Glennon estimates that TRS now contains at least 60 percent of the state’s pensions, and with TRS officials now claiming they won’t be able to incorporate Tier 3 changes to the state pension system for at least another fiscal year, the $500 million in annual savings projected as part of the recently enacted budget is pretty much gone.
Glennon is left asking whether the process was factual to begin with or simply a ruse created by someone Glennon suggests could be from the staff of Gov. Bruce Rauner.
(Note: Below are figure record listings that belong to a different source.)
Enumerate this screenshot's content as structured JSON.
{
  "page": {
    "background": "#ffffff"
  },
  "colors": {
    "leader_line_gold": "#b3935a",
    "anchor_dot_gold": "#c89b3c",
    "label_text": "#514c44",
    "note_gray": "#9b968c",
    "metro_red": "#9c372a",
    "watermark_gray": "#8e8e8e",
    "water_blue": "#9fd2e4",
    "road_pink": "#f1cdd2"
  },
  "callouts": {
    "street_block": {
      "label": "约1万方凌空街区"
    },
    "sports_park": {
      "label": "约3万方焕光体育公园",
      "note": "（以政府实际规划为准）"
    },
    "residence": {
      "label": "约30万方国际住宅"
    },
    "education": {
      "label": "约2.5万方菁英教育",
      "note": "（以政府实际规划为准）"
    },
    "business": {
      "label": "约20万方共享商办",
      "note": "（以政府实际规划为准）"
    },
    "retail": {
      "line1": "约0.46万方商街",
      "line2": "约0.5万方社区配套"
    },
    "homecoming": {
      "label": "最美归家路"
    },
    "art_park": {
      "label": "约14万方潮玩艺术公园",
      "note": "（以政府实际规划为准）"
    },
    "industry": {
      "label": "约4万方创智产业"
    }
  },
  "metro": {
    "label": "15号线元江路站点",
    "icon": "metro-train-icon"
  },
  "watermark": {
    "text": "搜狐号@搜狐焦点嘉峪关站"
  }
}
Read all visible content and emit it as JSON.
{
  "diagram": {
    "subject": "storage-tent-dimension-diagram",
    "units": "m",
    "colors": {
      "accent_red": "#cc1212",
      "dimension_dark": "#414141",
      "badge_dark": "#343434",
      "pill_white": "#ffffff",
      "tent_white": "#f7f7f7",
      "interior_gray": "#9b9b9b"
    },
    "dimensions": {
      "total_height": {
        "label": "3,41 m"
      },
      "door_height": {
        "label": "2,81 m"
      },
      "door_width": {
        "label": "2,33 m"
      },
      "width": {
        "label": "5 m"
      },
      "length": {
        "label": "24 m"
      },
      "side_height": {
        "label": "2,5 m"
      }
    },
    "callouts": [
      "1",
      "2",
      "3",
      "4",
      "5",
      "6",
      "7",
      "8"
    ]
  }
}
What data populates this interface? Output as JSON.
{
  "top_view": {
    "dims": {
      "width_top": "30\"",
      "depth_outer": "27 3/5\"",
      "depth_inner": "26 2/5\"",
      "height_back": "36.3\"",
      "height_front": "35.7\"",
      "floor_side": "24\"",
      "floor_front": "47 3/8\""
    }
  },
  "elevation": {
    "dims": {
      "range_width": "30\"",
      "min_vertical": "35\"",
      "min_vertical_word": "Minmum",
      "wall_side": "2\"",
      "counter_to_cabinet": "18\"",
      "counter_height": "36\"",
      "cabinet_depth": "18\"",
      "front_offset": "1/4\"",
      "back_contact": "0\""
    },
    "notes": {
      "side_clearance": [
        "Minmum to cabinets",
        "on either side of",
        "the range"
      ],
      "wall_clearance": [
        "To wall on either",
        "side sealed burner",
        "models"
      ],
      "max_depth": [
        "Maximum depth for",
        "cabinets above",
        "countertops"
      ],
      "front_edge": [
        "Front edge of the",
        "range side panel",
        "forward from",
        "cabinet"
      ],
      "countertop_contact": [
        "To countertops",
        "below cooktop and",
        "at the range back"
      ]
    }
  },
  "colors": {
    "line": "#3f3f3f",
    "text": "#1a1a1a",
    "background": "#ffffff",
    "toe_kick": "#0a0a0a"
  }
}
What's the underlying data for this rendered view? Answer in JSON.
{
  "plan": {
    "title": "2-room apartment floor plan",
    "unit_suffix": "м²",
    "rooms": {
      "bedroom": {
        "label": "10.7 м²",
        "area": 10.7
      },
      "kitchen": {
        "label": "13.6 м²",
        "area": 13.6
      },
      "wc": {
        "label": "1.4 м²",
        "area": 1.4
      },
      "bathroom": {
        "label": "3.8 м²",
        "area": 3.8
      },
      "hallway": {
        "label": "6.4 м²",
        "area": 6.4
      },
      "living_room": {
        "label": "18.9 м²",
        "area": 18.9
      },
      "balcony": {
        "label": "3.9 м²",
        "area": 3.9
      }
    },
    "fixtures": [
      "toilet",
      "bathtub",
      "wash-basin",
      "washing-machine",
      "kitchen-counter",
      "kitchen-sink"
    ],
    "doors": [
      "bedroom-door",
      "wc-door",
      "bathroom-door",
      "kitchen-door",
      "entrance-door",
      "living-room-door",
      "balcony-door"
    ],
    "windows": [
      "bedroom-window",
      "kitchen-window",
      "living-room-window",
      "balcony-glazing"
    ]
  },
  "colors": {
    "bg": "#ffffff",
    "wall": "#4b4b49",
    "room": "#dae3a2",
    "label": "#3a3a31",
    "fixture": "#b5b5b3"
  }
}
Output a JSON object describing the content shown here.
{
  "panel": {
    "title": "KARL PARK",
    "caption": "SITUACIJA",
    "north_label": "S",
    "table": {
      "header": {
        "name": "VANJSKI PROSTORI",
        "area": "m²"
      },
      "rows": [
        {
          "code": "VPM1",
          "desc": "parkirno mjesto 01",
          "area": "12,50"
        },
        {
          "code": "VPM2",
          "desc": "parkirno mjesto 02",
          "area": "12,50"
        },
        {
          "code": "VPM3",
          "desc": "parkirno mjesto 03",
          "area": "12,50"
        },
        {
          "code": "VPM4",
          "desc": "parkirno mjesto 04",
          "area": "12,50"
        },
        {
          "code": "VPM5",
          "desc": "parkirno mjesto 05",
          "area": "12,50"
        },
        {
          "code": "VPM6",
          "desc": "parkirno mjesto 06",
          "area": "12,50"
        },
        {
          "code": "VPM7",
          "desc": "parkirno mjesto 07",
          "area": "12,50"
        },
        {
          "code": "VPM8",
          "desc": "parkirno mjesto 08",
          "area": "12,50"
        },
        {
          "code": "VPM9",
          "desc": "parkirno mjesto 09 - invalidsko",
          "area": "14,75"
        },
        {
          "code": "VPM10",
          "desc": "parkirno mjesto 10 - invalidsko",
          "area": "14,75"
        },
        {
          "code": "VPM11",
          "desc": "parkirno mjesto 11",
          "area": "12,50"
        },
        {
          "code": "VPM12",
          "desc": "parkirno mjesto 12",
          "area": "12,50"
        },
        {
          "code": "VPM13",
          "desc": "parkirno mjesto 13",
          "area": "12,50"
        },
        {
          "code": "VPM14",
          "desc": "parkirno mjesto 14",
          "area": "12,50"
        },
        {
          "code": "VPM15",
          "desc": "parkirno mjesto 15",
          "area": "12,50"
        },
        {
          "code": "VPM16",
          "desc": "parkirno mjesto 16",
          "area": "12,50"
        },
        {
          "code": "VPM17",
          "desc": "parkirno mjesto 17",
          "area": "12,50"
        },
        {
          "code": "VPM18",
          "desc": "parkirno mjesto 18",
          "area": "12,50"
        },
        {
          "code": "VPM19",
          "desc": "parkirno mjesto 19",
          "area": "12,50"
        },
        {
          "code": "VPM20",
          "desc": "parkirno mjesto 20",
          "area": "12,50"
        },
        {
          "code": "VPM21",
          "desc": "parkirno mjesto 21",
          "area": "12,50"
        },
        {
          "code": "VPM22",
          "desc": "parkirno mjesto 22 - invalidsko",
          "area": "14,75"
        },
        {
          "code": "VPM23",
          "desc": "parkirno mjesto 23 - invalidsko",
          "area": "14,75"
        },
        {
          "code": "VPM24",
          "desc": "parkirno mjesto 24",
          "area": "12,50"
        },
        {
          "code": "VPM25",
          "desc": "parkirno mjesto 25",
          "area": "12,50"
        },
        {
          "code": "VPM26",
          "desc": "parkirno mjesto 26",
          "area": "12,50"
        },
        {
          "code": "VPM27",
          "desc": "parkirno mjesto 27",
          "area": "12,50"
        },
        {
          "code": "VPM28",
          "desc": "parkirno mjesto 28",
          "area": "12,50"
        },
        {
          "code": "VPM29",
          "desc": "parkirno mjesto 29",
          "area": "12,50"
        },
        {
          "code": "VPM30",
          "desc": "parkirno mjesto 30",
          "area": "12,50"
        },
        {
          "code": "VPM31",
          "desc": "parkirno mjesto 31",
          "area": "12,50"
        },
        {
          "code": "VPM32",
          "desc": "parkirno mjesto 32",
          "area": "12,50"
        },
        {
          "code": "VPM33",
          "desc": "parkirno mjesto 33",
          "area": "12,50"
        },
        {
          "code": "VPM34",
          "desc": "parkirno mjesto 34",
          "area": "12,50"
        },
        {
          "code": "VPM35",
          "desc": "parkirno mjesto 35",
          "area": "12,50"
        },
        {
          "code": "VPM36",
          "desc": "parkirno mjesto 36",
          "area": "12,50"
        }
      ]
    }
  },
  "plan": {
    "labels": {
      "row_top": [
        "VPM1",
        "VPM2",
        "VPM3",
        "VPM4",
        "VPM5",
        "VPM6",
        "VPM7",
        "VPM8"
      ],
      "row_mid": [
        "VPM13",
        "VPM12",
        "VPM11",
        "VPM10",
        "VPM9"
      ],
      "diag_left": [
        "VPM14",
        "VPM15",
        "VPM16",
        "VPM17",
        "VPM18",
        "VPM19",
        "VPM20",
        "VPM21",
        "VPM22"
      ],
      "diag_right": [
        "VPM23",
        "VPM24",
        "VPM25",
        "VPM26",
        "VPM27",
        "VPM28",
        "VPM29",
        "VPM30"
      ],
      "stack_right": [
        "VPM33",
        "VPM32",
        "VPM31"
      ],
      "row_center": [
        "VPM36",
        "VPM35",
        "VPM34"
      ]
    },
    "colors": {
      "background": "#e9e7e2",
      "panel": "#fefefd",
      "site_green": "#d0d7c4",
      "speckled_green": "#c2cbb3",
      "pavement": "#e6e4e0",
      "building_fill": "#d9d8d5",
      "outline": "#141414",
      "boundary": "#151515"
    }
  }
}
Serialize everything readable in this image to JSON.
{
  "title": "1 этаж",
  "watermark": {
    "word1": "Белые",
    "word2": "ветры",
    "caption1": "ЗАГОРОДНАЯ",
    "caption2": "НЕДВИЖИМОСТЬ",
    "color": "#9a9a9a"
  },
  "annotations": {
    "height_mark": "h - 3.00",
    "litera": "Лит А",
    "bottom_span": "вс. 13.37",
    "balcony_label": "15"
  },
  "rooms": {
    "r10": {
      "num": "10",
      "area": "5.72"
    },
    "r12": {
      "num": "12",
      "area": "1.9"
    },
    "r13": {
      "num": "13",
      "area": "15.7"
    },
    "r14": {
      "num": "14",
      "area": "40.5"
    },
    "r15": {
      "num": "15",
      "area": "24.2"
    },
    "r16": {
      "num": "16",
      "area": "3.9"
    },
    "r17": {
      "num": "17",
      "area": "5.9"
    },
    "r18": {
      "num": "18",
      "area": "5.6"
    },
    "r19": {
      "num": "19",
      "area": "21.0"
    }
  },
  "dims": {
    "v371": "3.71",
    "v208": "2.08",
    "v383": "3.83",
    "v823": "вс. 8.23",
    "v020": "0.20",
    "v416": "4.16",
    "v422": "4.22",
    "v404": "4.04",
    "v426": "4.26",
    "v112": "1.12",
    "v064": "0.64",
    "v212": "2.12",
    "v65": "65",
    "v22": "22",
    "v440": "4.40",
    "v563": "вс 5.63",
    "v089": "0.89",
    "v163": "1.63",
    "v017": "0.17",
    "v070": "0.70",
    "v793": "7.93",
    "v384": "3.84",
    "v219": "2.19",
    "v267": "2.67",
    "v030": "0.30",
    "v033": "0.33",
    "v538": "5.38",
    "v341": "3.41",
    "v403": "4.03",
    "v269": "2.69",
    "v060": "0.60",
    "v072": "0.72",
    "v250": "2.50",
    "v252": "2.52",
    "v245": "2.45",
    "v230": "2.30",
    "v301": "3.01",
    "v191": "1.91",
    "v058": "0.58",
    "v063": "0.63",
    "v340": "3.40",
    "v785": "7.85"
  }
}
Several media outlets have reported that it was Rauner’s office that put out both the Tier 3 proposal and the $500 million claim sometime in February.
Soon after that, Rauner's office staff underwent a major reorganization.
“This under-reporting of numbers is being done deliberately with these phony budget procedures,” Glennon said. “It’s a widespread practice — something not just being done in Illinois but around the country. They do not show accruing liability. Politicians need to be honest with people."
In Illinois, Glennon chalks it up as the latest illustration of just how much the new $36.1 billion state budget is filled with smoke and mirrors, proving once more that you can never accept pension reform measure at face value.
“The full impact of this remains unknown until there is a full accrual analysis,” he said.